Le premier mythe serait la croyance selon laquelle « le DRM ne fonctionne pas, qu’il existe pour protéger les créateurs, mais comme il peut être facilement contourné, il est complètement inefficace et impertinent ». D’après Kẏra, c’est complètement faux, parce que le DRM ne vise pas à protéger les droits d'auteur, mais plutôt à limiter les fonctionnalités des œuvres et commercialiser des fonctionnalités sous forme de services. « La perception publique selon laquelle le DRM existe pour empêcher la copie non autorisée est une erreur grave qui dissimule la fonction réelle du DRM, qui a un succès majeur : éviter les utilisations légales de la technologie afin que les entreprises de médias puissent facturer à plusieurs reprises pour des services qui fournissent des fonctionnalités qui ne devraient jamais être supprimées pour commencer. »
L’un des arguments avancés pour défendre l’intégration du DRM dans HTML5 est que cela constitue « un compromis nécessaire pour finalement mettre fin à la prolifération de plugins de navigateurs propriétaires comme Adobe Flash Player et Microsoft Silverlight ». D’après Kẏra, c’est également une fausse idée. Elle estime en effet que le DRM dans HTML5 n’entrainera pas la fin de ces plugins propriétaires, mais les encourage.
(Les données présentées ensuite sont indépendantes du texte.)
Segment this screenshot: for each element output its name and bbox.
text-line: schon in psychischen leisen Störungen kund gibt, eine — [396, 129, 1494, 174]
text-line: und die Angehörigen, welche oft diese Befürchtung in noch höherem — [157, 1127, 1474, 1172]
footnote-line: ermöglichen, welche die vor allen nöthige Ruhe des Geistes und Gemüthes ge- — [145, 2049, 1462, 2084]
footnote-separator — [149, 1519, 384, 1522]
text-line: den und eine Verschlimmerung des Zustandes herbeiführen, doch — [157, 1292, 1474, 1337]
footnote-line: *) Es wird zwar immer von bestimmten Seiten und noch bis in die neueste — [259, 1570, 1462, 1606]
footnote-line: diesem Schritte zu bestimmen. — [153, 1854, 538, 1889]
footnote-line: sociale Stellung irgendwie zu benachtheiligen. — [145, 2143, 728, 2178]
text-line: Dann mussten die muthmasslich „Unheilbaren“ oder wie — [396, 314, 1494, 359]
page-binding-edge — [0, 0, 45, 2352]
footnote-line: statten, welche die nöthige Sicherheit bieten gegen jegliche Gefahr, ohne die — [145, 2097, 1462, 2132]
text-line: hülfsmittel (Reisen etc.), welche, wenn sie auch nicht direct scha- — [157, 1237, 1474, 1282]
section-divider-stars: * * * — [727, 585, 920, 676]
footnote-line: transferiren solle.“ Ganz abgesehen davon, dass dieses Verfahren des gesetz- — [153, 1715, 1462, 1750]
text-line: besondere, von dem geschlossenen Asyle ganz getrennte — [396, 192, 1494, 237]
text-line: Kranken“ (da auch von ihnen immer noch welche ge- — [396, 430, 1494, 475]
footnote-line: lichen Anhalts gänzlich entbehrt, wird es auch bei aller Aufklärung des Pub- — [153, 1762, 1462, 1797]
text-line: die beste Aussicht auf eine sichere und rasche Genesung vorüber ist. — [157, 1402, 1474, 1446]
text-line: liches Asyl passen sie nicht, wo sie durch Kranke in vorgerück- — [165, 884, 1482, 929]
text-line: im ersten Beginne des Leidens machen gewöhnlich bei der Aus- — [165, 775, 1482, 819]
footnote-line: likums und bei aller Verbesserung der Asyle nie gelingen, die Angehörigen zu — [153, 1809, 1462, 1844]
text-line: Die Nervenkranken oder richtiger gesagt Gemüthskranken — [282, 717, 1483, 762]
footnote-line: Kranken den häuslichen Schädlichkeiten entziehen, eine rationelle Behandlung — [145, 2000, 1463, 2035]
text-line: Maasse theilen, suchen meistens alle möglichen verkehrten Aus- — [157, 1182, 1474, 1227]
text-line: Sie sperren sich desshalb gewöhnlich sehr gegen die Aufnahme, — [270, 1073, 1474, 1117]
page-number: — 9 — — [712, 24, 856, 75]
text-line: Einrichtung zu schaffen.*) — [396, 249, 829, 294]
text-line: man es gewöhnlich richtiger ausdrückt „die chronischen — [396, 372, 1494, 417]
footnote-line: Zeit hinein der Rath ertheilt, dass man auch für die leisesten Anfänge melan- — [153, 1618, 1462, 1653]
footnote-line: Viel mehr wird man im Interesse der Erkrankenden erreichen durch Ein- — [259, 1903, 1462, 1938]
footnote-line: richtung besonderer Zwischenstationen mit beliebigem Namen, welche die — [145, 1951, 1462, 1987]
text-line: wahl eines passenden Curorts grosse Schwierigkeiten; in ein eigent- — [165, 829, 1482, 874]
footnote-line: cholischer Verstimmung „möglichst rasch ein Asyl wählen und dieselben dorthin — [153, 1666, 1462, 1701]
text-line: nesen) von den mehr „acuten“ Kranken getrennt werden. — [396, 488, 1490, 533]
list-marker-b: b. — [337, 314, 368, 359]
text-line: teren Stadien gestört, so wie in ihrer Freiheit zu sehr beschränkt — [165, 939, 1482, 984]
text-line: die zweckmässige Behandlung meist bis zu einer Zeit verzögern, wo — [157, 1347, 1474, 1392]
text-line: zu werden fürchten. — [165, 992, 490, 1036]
La spécification Encrypted Media Extensions pourrait en effet offrir à ces plugins propriétaires « un nouvel espace en tant que module de déchiffrement de contenu (CDM) ». À propos, l’Electronic Frontier Foundation avait dénoncé le fait que « la proposition EME abdique explicitement la responsabilité sur les problèmes de compatibilité et permet aux sites Web de disposer d'un logiciel tiers exclusif ou même d'un matériel spécial et de systèmes d'exploitation particuliers (tous désignés sous le nom générique « modules de déchiffrement du contenu », et aucun d'entre eux n'est spécifié par la proposition EME). »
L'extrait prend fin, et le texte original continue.